Tak puas, Hana kemudian pergi ke Indonesia untuk menjadi relawan di Sumatera Barat pada 2010.
“Setelah itu, saya juga jadi relawan di Berau. Sempat empat tahun menetap di sana,” ceritanya.
Singkat cerita, Hana membentuk Save Turtle yang menjadi saluran perjuangannya mengkampanyekan isu keterancaman kehidupan penyu. Dengan program konservasi pertama ada di Berau.
Lewat Save Turtle, Hana aktif bekerja dan menghimpun dana di negara asalnya, untuk salurkan ke kerja konservasi penyu di Indonesia.
“Dari tujuh spesies penyu di dunia, enam ada di Indonesia. Keberadaan ini dibarengi ancaman yang amat banyak. Maka penyu dan habitatnya di Indonesia patut dijaga.”

Save Turtle, membantu kegiatan konservasi penyu di lima tempat. Selain Berau, Pulau Sembilan, ada di Lembata, Luwuk, dan Papua.
“Sudah tidak terhitung berapa kali saya bolak-balik Ceko-Indonesia. Negara ini seperti rumah kedua bagi saya,” katanya.
Selain Indonesia, Save Turtle juga membantu mendanai program konservasi penyu di Sri Lanka.
Sembari menyokong dana, Hana dan anggota Save Turtle juga seringkali datang mengunjungi mitra mereka di tempat-tempat itu.
“Minimal satu tahun sekali. Selain membantu kegiatan konservasi, kami juga rutin memberikan edukasi dan pelatihan buat masyarakat sekitar,” kisahnya.
Edukasi untuk memberi pemahaman kepada masyarakat lokal, terutama anak-anak usia sekolah di sekitar site konservasi tentang pentingnya keberadaan penyu dalam ekosistem.
Mereka juga mengajari penduduk cara membuat souvenir dengan material yang tidak berhubungan dengan penyu, seperti batok kelapa.
“Selama ini banyak orang bikin aksesoris dari sisik penyu.
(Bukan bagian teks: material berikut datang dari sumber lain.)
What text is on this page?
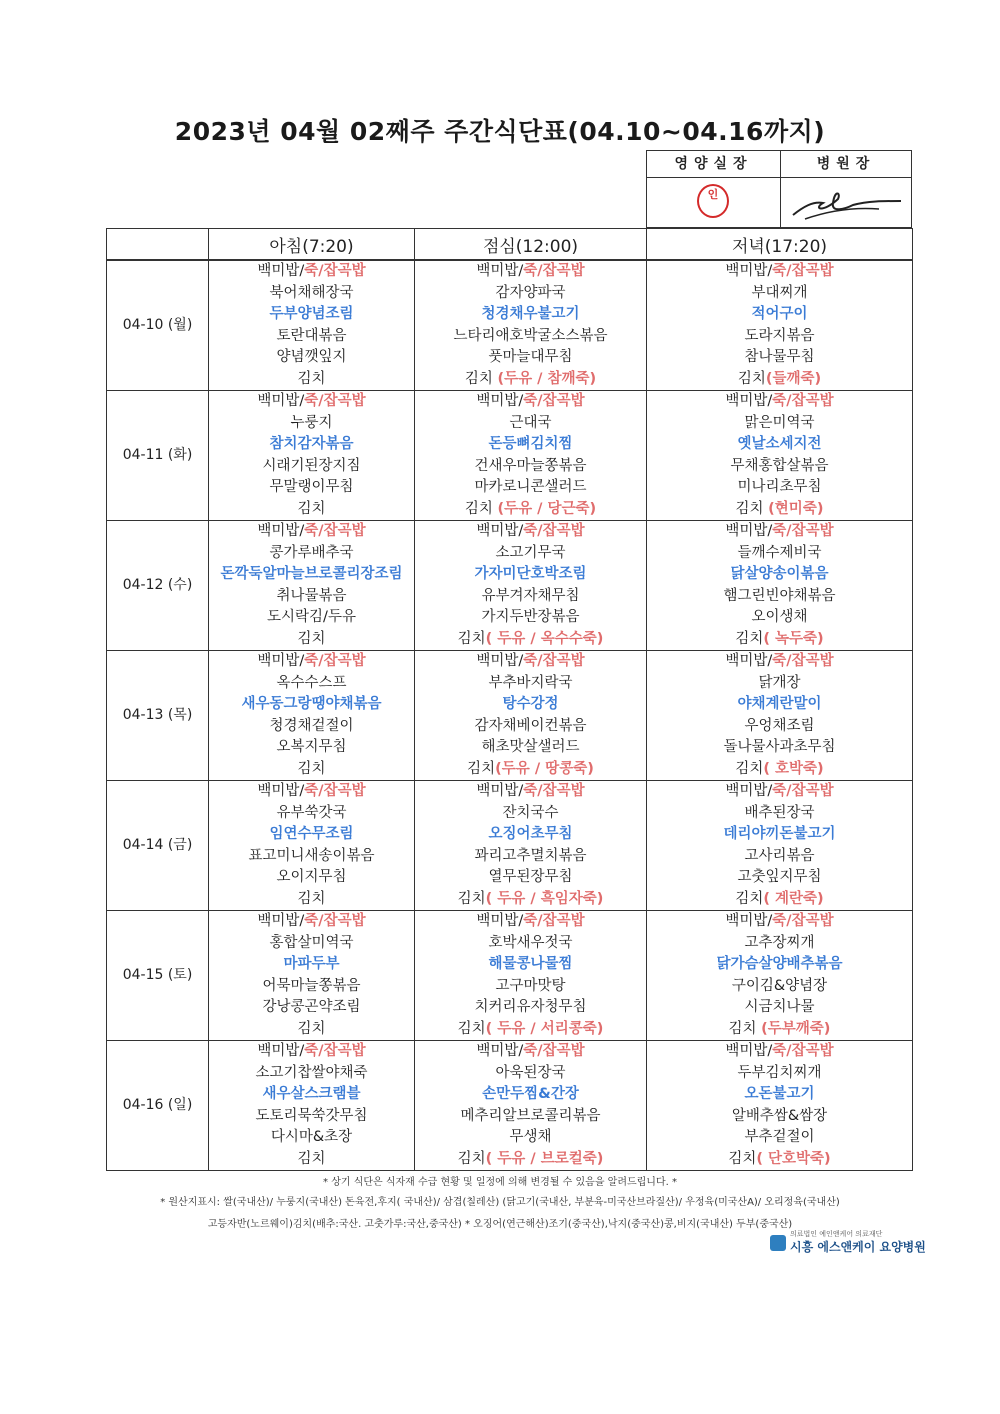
2023년 04월 02째주 주간식단표(04.10~04.16까지)
영양실장	병원장
인
	아침(7:20)	점심(12:00)	저녁(17:20)
04-10 (월)	백미밥/죽/잡곡밥	백미밥/죽/잡곡밥	백미밥/죽/잡곡밥
	북어채해장국	감자양파국	부대찌개
	두부양념조림	청경채우불고기	적어구이
	토란대볶음	느타리애호박굴소스볶음	도라지볶음
	양념깻잎지	풋마늘대무침	참나물무침
	김치	김치 (두유 / 참깨죽)	김치(들깨죽)
04-11 (화)	백미밥/죽/잡곡밥	백미밥/죽/잡곡밥	백미밥/죽/잡곡밥
	누룽지	근대국	맑은미역국
	참치감자볶음	돈등뼈김치찜	옛날소세지전
	시래기된장지짐	건새우마늘쫑볶음	무채홍합살볶음
	무말랭이무침	마카로니콘샐러드	미나리초무침
	김치	김치 (두유 / 당근죽)	김치 (현미죽)
04-12 (수)	백미밥/죽/잡곡밥	백미밥/죽/잡곡밥	백미밥/죽/잡곡밥
	콩가루배추국	소고기무국	들깨수제비국
	돈깍둑알마늘브로콜리장조림	가자미단호박조림	닭살양송이볶음
	취나물볶음	유부겨자채무침	햄그린빈야채볶음
	도시락김/두유	가지두반장볶음	오이생채
	김치	김치( 두유 / 옥수수죽)	김치( 녹두죽)
04-13 (목)	백미밥/죽/잡곡밥	백미밥/죽/잡곡밥	백미밥/죽/잡곡밥
	옥수수스프	부추바지락국	닭개장
	새우동그랑땡야채볶음	탕수강정	야채계란말이
	청경채겉절이	감자채베이컨볶음	우엉채조림
	오복지무침	해초맛살샐러드	돌나물사과초무침
	김치	김치(두유 / 땅콩죽)	김치( 호박죽)
04-14 (금)	백미밥/죽/잡곡밥	백미밥/죽/잡곡밥	백미밥/죽/잡곡밥
	유부쑥갓국	잔치국수	배추된장국
	임연수무조림	오징어초무침	데리야끼돈불고기
	표고미니새송이볶음	꽈리고추멸치볶음	고사리볶음
	오이지무침	열무된장무침	고춧잎지무침
	김치	김치( 두유 / 흑임자죽)	김치( 계란죽)
04-15 (토)	백미밥/죽/잡곡밥	백미밥/죽/잡곡밥	백미밥/죽/잡곡밥
	홍합살미역국	호박새우젓국	고추장찌개
	마파두부	해물콩나물찜	닭가슴살양배추볶음
	어묵마늘쫑볶음	고구마맛탕	구이김&양념장
	강낭콩곤약조림	치커리유자청무침	시금치나물
	김치	김치( 두유 / 서리콩죽)	김치 (두부깨죽)
04-16 (일)	백미밥/죽/잡곡밥	백미밥/죽/잡곡밥	백미밥/죽/잡곡밥
	소고기찹쌀야채죽	아욱된장국	두부김치찌개
	새우살스크램블	손만두찜&간장	오돈불고기
	도토리묵쑥갓무침	메추리알브로콜리볶음	알배추쌈&쌈장
	다시마&초장	무생채	부추겉절이
	김치	김치( 두유 / 브로컬죽)	김치( 단호박죽)
* 상기 식단은 식자재 수급 현황 및 일정에 의해 변경될 수 있음을 알려드립니다. *
* 원산지표시: 쌀(국내산)/ 누룽지(국내산) 돈육전,후지( 국내산)/ 삼겹(칠레산) (닭고기(국내산, 부분육-미국산브라질산)/ 우정육(미국산A)/ 오리정육(국내산)
고등자반(노르웨이)김치(배추:국산. 고춧가루:국산,중국산) * 오징어(연근해산)조기(중국산),낙지(중국산)콩,비지(국내산) 두부(중국산)
의료법인 예인앤케어 의료재단
시흥 에스앤케이 요양병원
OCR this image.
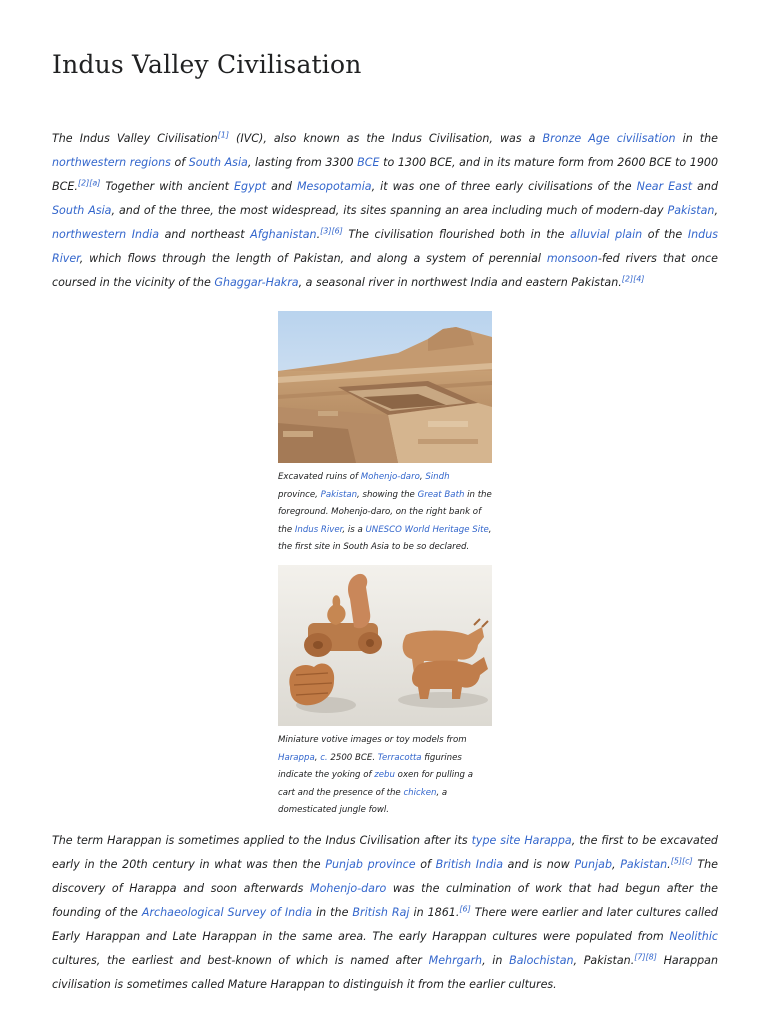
Indus Valley Civilisation

The Indus Valley Civilisation[1] (IVC), also known as the Indus Civilisation, was a Bronze Age civilisation in the northwestern regions of South Asia, lasting from 3300 BCE to 1300 BCE, and in its mature form from 2600 BCE to 1900 BCE.[2][a] Together with ancient Egypt and Mesopotamia, it was one of three early civilisations of the Near East and South Asia, and of the three, the most widespread, its sites spanning an area including much of modern-day Pakistan, northwestern India and northeast Afghanistan.[3][6] The civilisation flourished both in the alluvial plain of the Indus River, which flows through the length of Pakistan, and along a system of perennial monsoon-fed rivers that once coursed in the vicinity of the Ghaggar-Hakra, a seasonal river in northwest India and eastern Pakistan.[2][4]

Excavated ruins of Mohenjo-daro, Sindh province, Pakistan, showing the Great Bath in the foreground. Mohenjo-daro, on the right bank of the Indus River, is a UNESCO World Heritage Site, the first site in South Asia to be so declared.
Miniature votive images or toy models from Harappa, c. 2500 BCE. Terracotta figurines indicate the yoking of zebu oxen for pulling a cart and the presence of the chicken, a domesticated jungle fowl.

The term Harappan is sometimes applied to the Indus Civilisation after its type site Harappa, the first to be excavated early in the 20th century in what was then the Punjab province of British India and is now Punjab, Pakistan.[5][c] The discovery of Harappa and soon afterwards Mohenjo-daro was the culmination of work that had begun after the founding of the Archaeological Survey of India in the British Raj in 1861.[6] There were earlier and later cultures called Early Harappan and Late Harappan in the same area. The early Harappan cultures were populated from Neolithic cultures, the earliest and best-known of which is named after Mehrgarh, in Balochistan, Pakistan.[7][8] Harappan civilisation is sometimes called Mature Harappan to distinguish it from the earlier cultures.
Jadi kami beri pelatihan mereka untuk membuat kerajinan tangan dari bahan baku lain,” katanya.
Upaya itu penting, katanya, agar masyarakat tidak lagi menangkap penyu dan memanfaatkan produk turunan, seperti telur, sisik, ataupun daging.
Karena tugas paling berat dalam mengkonservasi, kata Hana, bukanlah menjaga satwa, justru memupuk kesadaran masyarakat agar tak lagi melakukan perburuan, atau hal lain yang bisa mengancam kehidupan penyu.
“Dengan berbagai risiko dari predator alaminya, satwa seperti penyu mampu hidup jutaan tahun di dunia. Maka cara terbaik untuk melindungi adalah dengan membebaskan mereka hidup di alam liar, dan tidak menambah ancaman dari kita (manusia).”

Tantangan di Indonesia
Intensitas perburuan tinggi memang jadi momok tersendiri bagi upaya pelestarian penyu di Indonesia, tetapi ini bukan satu-satunya.
“Ada begitu banyak tantangan lain. Dari yang alami sampai non-alami,” katanya.
Faktor alami, misal, cuaca kian panas memicu meningkatnya suhu pasir pantai membuat jenis kelamin tukik yang menetas dari telur tidak seimbang.
“Yang keluar akan dominan betina,” katanya.
“Suhu pasir yang sangat panas juga tingkatkan risiko kematian tukik sebelum menetas.”
Berikutnya, adalah abrasi. Pantai berpasir merupakan habitat penyu selain laut. Tergerusnya pasir akan membuat satwa ini enggan mendarat untuk bertelur di pantai.
Padahal, kata Hana, tukik yang menjadi penyu dewasa, kemungkinan akan kembali bertelur di tempat ia pertama kali ditetaskan.
“Setelah kira-kira 30 tahun saat akan bertelur, penyu itu kembali ke tempat ia menetas. Tapi ternyata pasir pantai telah hilang, ke mana lagi dia akan bertelur?”
Faktor non-alami tentu saja karena perbuatan manusia, seperti marak penambangan pasir pantai, juga aktivitas manusia yang mengganggu lain.
Penyu, katanya, satwa yang amat intoleran terhadap distraksi apapun. “Ketika penyu hendak bertelur, ada cahaya sedikit saja, akan pergi dan tidak jadi bertelur,” katanya.
Kecerobohan manusia juga jadi biang masalah lain. Nelayan yang menangkap ikan dengan jala besar atau bahkan bom, seringkali menghancurkan tumbuhan dan terumbu karang di laut.
Ini tentu berdampak terhadap penyu hijau (Chelonia mydas) yang makanan utamanya gulma laut. Juga, penyu sisik yang memakan spons di terumbu karang.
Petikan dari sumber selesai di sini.